The two most popular and well known tools I am aware of are ImageJ, which is cross platform, been used in academia and research for years, has great documentation and allows you to script within it in multiple languages, and Sloth, which is cross platform, been used in academia and research for years, has great documentation, etc . . .
Don’t forget figuring out a fancy new loss function to give you an edge over the competition =)
tl;dr
If you want to run this kind of localization algorithm, then you may want to first use Fast-R CNN or SSD - but not code this on your own.
This is exactly the question algorithms like Fast-R CNN and SSD are trying to solve.
If you go naively into a bruteforce sliding window, you may end up in terrible computational times (looking every possible subset of an image is … long). Indeed, the hard part is to find good bounding box candidates, for that Fast-R CNN will look for ROI (Regions Of Interest), and SSD will look at randomly but well chosen generic candidates. Once you have the bounding box candidates, then you just classify and keep those that have a good enough ‘probability’.
Hope that’s clear. Although I’m not quite sure what your question was
Does anybody have an explanation for the SSD Single Shot Multibox Detector ? I can’t understand what exactly is happening.

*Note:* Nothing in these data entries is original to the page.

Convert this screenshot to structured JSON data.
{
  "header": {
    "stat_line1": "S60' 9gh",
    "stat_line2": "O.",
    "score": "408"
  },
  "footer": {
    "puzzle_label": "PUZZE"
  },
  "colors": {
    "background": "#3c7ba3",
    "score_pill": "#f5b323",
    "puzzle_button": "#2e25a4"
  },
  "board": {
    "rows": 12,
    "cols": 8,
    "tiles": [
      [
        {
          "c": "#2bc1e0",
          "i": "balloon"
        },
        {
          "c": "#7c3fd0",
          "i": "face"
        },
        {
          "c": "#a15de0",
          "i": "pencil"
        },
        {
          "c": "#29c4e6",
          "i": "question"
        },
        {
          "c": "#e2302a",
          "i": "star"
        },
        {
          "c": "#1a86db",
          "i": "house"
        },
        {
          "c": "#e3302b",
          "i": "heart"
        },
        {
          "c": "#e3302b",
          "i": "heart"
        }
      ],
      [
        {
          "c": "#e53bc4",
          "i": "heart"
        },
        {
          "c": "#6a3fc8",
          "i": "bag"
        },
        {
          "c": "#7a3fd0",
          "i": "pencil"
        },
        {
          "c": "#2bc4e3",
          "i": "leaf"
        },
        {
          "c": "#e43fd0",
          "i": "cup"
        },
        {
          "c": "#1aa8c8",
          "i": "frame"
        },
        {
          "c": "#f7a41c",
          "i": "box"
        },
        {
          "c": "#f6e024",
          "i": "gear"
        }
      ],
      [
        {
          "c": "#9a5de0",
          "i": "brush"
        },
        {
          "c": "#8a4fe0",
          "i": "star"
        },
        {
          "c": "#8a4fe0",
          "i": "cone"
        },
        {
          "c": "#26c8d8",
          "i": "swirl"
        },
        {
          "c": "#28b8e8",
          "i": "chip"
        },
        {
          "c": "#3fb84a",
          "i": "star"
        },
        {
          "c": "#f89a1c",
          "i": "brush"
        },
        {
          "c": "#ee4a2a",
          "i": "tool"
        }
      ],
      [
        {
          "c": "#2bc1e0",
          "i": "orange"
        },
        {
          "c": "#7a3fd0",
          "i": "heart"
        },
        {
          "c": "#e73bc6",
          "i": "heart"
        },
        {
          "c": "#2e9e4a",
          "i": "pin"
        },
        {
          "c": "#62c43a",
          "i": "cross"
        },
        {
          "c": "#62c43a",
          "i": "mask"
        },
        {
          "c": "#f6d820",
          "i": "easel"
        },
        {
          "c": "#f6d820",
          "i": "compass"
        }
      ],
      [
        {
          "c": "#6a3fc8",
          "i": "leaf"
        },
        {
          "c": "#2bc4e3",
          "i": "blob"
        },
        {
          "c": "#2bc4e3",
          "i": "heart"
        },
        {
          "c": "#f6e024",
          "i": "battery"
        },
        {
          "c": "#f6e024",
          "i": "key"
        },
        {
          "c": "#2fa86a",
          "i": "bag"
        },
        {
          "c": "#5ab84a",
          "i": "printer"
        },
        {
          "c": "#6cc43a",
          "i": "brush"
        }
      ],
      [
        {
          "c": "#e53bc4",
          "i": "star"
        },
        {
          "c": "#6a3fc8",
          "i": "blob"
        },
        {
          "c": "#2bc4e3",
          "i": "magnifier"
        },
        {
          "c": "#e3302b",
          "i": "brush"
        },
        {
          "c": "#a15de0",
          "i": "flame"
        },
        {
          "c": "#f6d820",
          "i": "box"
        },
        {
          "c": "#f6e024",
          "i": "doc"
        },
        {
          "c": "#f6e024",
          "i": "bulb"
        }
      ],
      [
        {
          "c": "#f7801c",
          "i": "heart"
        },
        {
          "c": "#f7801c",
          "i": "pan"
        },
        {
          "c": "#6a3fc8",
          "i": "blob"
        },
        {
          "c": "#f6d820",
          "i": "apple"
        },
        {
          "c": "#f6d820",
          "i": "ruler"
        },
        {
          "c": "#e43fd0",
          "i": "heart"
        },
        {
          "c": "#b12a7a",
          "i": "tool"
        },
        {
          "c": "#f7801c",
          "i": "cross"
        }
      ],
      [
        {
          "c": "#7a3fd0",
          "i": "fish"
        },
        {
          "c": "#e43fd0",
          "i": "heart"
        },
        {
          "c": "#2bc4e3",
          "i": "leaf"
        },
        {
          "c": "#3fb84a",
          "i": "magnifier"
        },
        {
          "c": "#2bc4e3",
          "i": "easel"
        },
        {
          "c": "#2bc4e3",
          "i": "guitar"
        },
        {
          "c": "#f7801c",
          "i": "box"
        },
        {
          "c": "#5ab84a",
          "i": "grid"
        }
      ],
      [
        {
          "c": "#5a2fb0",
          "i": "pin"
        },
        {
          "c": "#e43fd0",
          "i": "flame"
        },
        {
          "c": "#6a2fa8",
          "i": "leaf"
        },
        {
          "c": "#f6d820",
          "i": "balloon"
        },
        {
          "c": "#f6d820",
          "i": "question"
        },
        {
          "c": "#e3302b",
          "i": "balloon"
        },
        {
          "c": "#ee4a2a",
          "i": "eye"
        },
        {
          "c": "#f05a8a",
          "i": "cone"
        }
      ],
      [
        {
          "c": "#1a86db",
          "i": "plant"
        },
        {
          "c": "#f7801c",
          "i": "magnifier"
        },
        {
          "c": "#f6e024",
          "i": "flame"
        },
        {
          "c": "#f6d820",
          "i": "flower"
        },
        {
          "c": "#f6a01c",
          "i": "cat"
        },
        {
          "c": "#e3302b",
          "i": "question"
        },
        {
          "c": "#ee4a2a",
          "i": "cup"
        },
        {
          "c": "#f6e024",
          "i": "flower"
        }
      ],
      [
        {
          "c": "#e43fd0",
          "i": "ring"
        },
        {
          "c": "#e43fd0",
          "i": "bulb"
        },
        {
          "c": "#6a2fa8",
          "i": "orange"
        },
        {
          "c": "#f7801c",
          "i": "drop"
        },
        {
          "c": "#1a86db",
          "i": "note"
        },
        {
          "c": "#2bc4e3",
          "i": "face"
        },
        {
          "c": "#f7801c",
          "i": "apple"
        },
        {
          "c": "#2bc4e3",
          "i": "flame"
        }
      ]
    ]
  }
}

The first thing I’m stuck at is what ‘Default box’ is. What is the output of that model?
@jeremy
Is it possible to do the same technique for telling FastAI what the boundary boxes are now that we’re using PyTorch? Lesson 7 shows how to show Class Activation Maps but doesn’t show to pass in the boundaries if they’re already known for an image.
I just finished this week an implementation of SSD with Keras.
I can send you the wiki page I made explaining how it is working in details (I need to review it one time to make sure there are no mistakes).
@jeremy a little bit stuck. How do I look at the bounding predicted bounded boxes after using learn.fit? Also, how do I pass in an individual image using this method.
Tried this method that worked on the classification task, but didn’t seem to work here.
trn_tfms, val_tfms = tfms_from_model(arch, sz)
img = Image.open(PATH+fn)
im = trn_tfms(np.array(img))
preds = learn.predict_array(im[None])
y = np.argmax(preds)
data.classes[y]
Please note that it is not a tutorial on how to implement SSD but a summary of the information I collected while studying the model. I hope it can be still helpful.
Regarding the implementation, I encourage everyone to look at the following repo:
Hi there, I would like to ask, as I have implemented SSD too to detect custom object, but how should I crop the image out that detected by the box? Is there a way?